Él insistió hasta alcanzar el nivel de lo incómodo para y entre ambos, porque nueve minutos pasaban de la media noche y aquella no era una hora prudente para que una mujer —en calidad de señora, señorita o Licenciada— anduviera sola por la calle, así se tratara del Upper East Side. Ella, sin embargo, se negó rotundamente, pues, aunque agradecía y apreciaba tal magno y caballeroso gesto de su parte, e incluso pese a que entendía que lo hacía por sus principios de sobreprotección, todavía no estaba lista para regresar a casa.


—Estás cansado —le dijo suavemente, mirándolo por la esquina de su ojo izquierdo.


Creyó que el eufemismo anterior, el cual no significaba otra cosa que un "te ves como la mierda", lo convencería de dejarla ser y de estar sola. Además, con el paso del tiempo, los bostezos habían sido frecuentes protagonistas de su fisonomía.

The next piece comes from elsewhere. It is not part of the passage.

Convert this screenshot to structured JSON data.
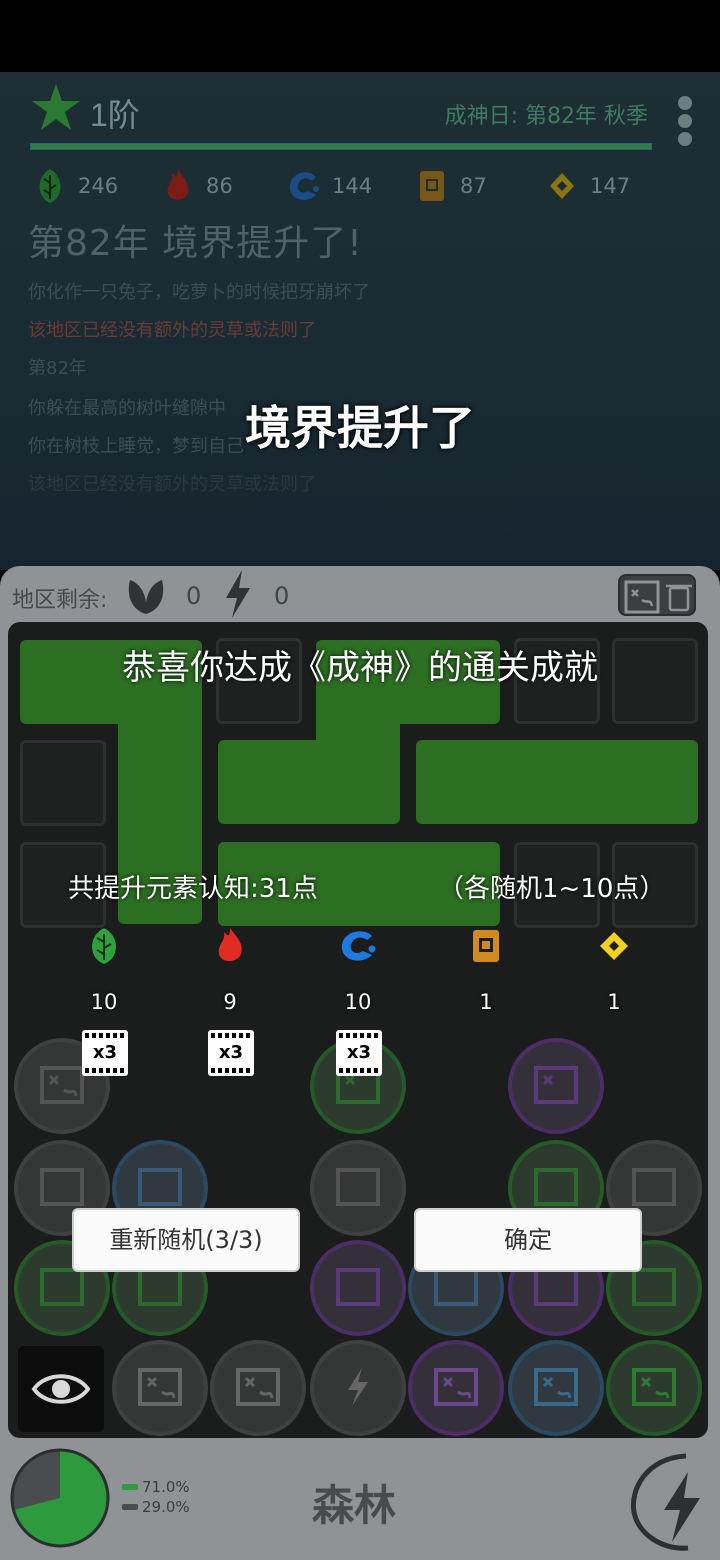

—Y tú no te ves mejor —resopló él con los ojos vidriosos y los pómulos ligeramente enrojecidos.


La miró abatida, con los hombros caídos y la mirada débil, como si la conversación que tenía en su cabeza le provocara las más ruines ganas de hacer una verdadera catarsis, aquella que no había logrado a través de la comida o de la bebida, con un llanto que no sabía si nacía de la tristeza, la frustración, el enojo, la aflicción, o de todas las anteriores, convergiendo en una mezcla mortal.


El barman interrumpió el encuentro de miradas con su presencia y la colocación de la escuálida carpeta negra sobre la barra a la que habían decidido sentarse en vista de que, cuando habían llegado, no había habido otro lugar más que ese.


Él hizo, primero, un gesto al barman para que no se retirara, para que tuviera paciencia y esperara los segundos que le tomaría sacarse la cartera del bolsillo interior del saco y sacar la tarjeta. Luego, de ipso facto, le hizo un gesto a ella para que se detuviera. Había sido suya la idea de terminar en el Four Seasons, así como también la gula del pulpo, las papas y las hamburguesitas con las que habían rematado la colación.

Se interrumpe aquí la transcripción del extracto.